Performance of LDAK-KVIK
We assessed the performance of LDAK-KVIK based on run time, type 1 error and power using both simulated data and data from the UK Biobank.
Computational costs
We compared the run time and memory requirements of LDAK-KVIK with those of REGENIE when applied to 690k SNPs, using various sample sizes.
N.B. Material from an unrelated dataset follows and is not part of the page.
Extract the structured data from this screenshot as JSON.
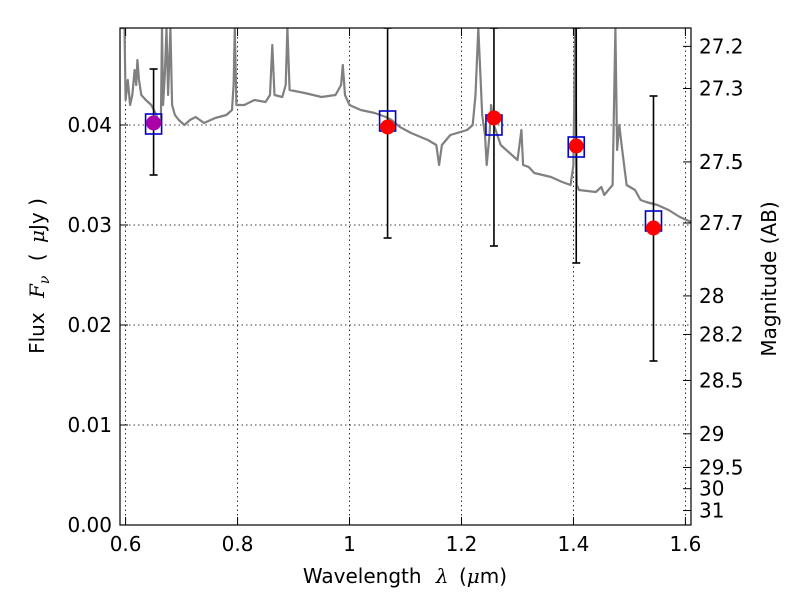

These results indicate that it is feasible to apply LDAK-KVIK to very large datasets (e.g., a million individuals). In general, we find that LDAK-KVIK is faster than REGENIE for all sample sizes, and for both quantitative and binary phenotypes. While the two tools have similar memory requirements for small samples sizes, LDAK-KVIK uses noticeably less memory than REGENIE for larger sample sizes (e.g., more than 50k individuals).
Application to UK Biobank
Single-SNP analysis
We applied LDAK-KVIK to 40 quantiative traits from the UK Biobank, and compared its performance to BOLT-LMM, Regenie, fastGWA, and classical regression. For every trait, we evaluated the number of independent significantly associated loci for each method, and compared those the number of significant loci obtained using fastGWA (left plot). We also compared the mean chi squared statistics of SNPs that were significant in linear regression, relative to fastGWA (right plot). These relative differences are plotted against the estimated SNP heritability of the trait.
LDAK-KVIK found 17.9% more significant loci than fastGWA, whereas BOLT-LMM and REGENIE found 17.6% and 13.5% more, respectively. The right panel shows that the ranking of methods is similar when looking at chi square statistics of SNPs significant in linear regression.
Gene-based analysis
We applied the gene-based analysis of LDAK-KVIK to 40 quantiative and 20 binary traits from the UK Biobank, and compared its performance to LDAK-GBAT.
LDAK-KVIK-GBAT has improved power over LDAK-GBAT when analysing quantitative traits, finding 18.4% more significant genes on average. For binary traits, LDAK-KVIK-GBAT and LDAK-GBAT detect a similar number of significant genes, which reflects that there is a smaller power gain when using mixed-model association analysis for binary traits.
Simulation study
We simulated quantitative and binary phenotypes for various data sets:
- ‘Homogeneous’ dataset (63k unrelated White British individuals)
- ‘Family’ dataset (63k White British individuals, of which half are first-degree related relatives)
- ‘Twins’ dataset (constructed by duplicating the genotypes of 31,500 individuals of the homogeneous dataset)
Phenotypes were generated under different heritabilities (0.2 and 0.5) and number of causal SNPs (5k and 20k), with ten replicates for each scenario. Causal SNPs were randomly selected from the start of each chromosome, while SNPs located on the end of each chromosome served as null SNPs to evaluate type 1 error. For binary traits, we also varied the prevalance (10% and 1%).
Type 1 error
We evaluated the type 1 error of LDAK-KVIK for all scenarios as the mean \(\chi^2(1)\) statistic of null SNPs, and as the fraction of SNPs exceeding P value thresholds 0.05, 0.001 and 0.00005.
We find that LDAK-KVIK controls type 1 error for all datasets and scenarios considered. For example, the highest mean test statistic of null SNPs, averaged across ten replicates, is 1.0049, which occurs when analyzing the quantitative phenotypes with heritability 0.5 and 20k causal SNPs for the homogeneous dataset (the tenth box in the first panel).
Power
We compared the power of fastGWA, GCTA-LOCO, REGENIE, BOLT-LMM and LDAK-KVIK for quantitative traits by evaluating the mean \(\chi^2(1)\) statistics of causal SNPs (located at the start of each chromosome in our simulations).
Note that the marks “*” and “+” indicate whether the MMAA tool has significant deflation (average chi squared statistic < 0.98) or inflation (average chi squared statistic > 1.02) for the corresponding simulation scenario.
Across all scenarios considered, LDAK-KVIK and BOLT-LMM are the two most powerful MMAA tools, ahead of REGENIE and GCTA-LOCO, while fastGWA generally has lowest power.